Medals awarded to WWII veteran


The deeds were done 68 years ago, but the memories are still fresh for Tech Sgt. Marion G. “Red” Young.

Julia M. Dendinger-News-Bulletin photo: U.S. Rep. Steve Pearce (R-N.M.), left, presented World War II veteran Tech Sgt. Marion G. “Red” Young, center, with six medals and recognitions for his service. While Young had been awarded the commendations, they had never been presented to him. James Garley, right, the commander of the Daniel D. Fernandez Veterans of Foreign Wars Post 9676, was also on hand for the ceremony.

Approaching 90 years old, Young remembers the combat missions he flew in World War II.

And while he was awarded several decorations for his time in the Army, the Peralta resident never received the physical reminders of his service.

During a brief ceremony on Saturday, U.S. Rep. Steve Pearce (R-N.M.) presented Young with six medals and recognitions. Young and his family crowded into the Daniel D. Fernandez Veterans of Foreign Wars Post 9676 in Los Lunas to see the deed done.

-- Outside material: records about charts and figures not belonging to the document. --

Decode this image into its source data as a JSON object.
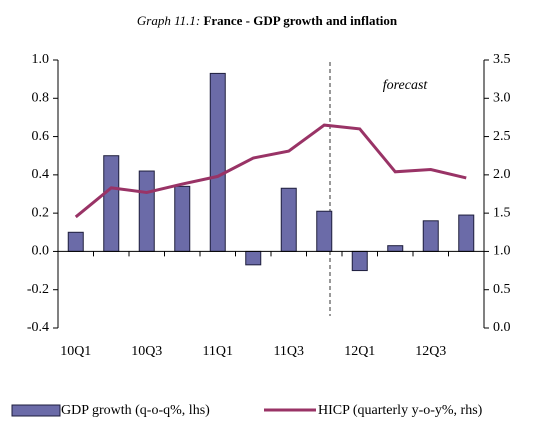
{
  "chart_data": {
    "type": "bar_line",
    "title_label": "Graph 11.1:",
    "title": "France - GDP growth and inflation",
    "annotation": "forecast",
    "categories": [
      "10Q1",
      null,
      "10Q3",
      null,
      "11Q1",
      null,
      "11Q3",
      null,
      "12Q1",
      null,
      "12Q3",
      null
    ],
    "series": [
      {
        "name": "GDP growth (q-o-q%, lhs)",
        "type": "bar",
        "color": "#6b6ba8",
        "axis": "y",
        "values": [
          0.1,
          0.5,
          0.42,
          0.34,
          0.93,
          -0.07,
          0.33,
          0.21,
          -0.1,
          0.03,
          0.16,
          0.19
        ]
      },
      {
        "name": "HICP (quarterly y-o-y%, rhs)",
        "type": "line",
        "color": "#993366",
        "axis": "y2",
        "values": [
          1.45,
          1.83,
          1.77,
          1.88,
          1.98,
          2.22,
          2.31,
          2.65,
          2.6,
          2.04,
          2.07,
          1.96
        ]
      }
    ],
    "ylim": [
      -0.4,
      1.0
    ],
    "yticks": [
      -0.4,
      -0.2,
      {
        "value": 0,
        "label": "0.0"
      },
      0.2,
      0.4,
      0.6,
      0.8,
      {
        "value": 1,
        "label": "1.0"
      }
    ],
    "y2lim": [
      0,
      3.5
    ],
    "y2ticks": [
      {
        "value": 0,
        "label": "0.0"
      },
      0.5,
      {
        "value": 1,
        "label": "1.0"
      },
      1.5,
      {
        "value": 2,
        "label": "2.0"
      },
      2.5,
      {
        "value": 3,
        "label": "3.0"
      },
      3.5
    ]
  }
}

Young was presented with the Distinguished Flying Cross, Air Medal with 3 Oak Leaf Clusters, EAME Campaign Medal, World War II Victory Medal, Good Conduct Medal and an Honorable Service lapel button.

Pearce thanked James Garley, the post commander, for being a part of the ceremony and hosting the event at the post.

“These posts don’t run themselves,” Pearce said. “We need someone to keep the flame burning.”

Young was part of the 2523rd Army Air Forces Base Unit in Dallas and served as a radio operator and a mechanic gunner in the campaigns of Rome-Arno, southern France, air offensive Europe, air combat Balkans and north Apennines.

During a mission over Italy, Young’s plane took flak and 20 mm cannon fire. Despite being heavily damage, the plane went out over the target twice to drop its payload.

“These young men and women went out and did their duty,” Pearce said. “Even though one of every three B-17 crews were lost.”

Many of the soldiers serving during those dangerous times were awarded medals and commendations, Pearce said, but in the rush to come home, many times the decorations were awarded but never given to the person.

In 2004, staff from around Pearce’s Congressional District 2 went out with voice recorders to find veterans and record their tales of service. The effort was part of an oral history project through the Library of Congress.

“I would encourage Sgt. Young’s family to record his memories and we will help get that to the Library of Congress,” he said.

After the presentation of the decorations, Young spoke briefly, recalling the bombing of Tulan, France, to prepare for Gen. Patton’s landing on the beach.

“We were hit with an 88 mm shell in the cockpit and the pilot was lost,” Young said. “We ended up on the island of Corsica.”

Young flew 17 missions total, during what he called a “rough part of the war.”

When he wasn’t flying, Young was part of the intelligence office doing observation.

“The proper people were observed, prosecuted and executed,” he said. “I’ll stop right there. You need a super secret clearance for more.”

Born in Ravenna, Texas, on Oct. 27, 1922, Young was drafted into the Army on Jan. 20, 1943.

During his training, Young attended gunnery school, radio school and after being assigned to a combat crew, he was shipped to Colorado Springs for training on the B-17 bombers. Eventually, he was also trained on the B-24 bombers.

In March of that year, he received his orders to ship out overseas. After being routed through northern Africa, Young arrived on a mud airfield in Italy.

With the average life expectancy of a flight crew at nine missions, Young flew 70 sorties during his time in the Army. While there was some aerial combat, most of the crew’s concerns were focused on the ground and anti-aircraft fire.

During a News-Bulletin interview in 2009, Young recounted one of the many close calls he and his fellow flyers had during their missions.

On May 31, 1944, while flying over Romania targeting oil refineries that fueled enemy vehicles, Young’s plane took heavy fire. It limped back to base with 129 holes in the fuselage.

“Everything was gone,” Young said. “We were walking around in an inch of hydraulic fluid. When we got back to the field, it took us five passes to land.”

When the plane was less than a foot above the ground, the pilot hit the main switch, Young said, deploying the parachutes on both wings.

“We ran out the entire mile and a half of that runway, and our nose ended up in a British anti-aircraft foxhole,” he said.

“I guess I was one of the first ones out of the plane, because one of the British soldiers stuck a bottle of Scotch in my face and said, ‘Here. You deserve this, you bloody bloke,’” Young said, affecting an English accent.

He laughed.

“It was funny, I suppose, but it wasn’t,” he said.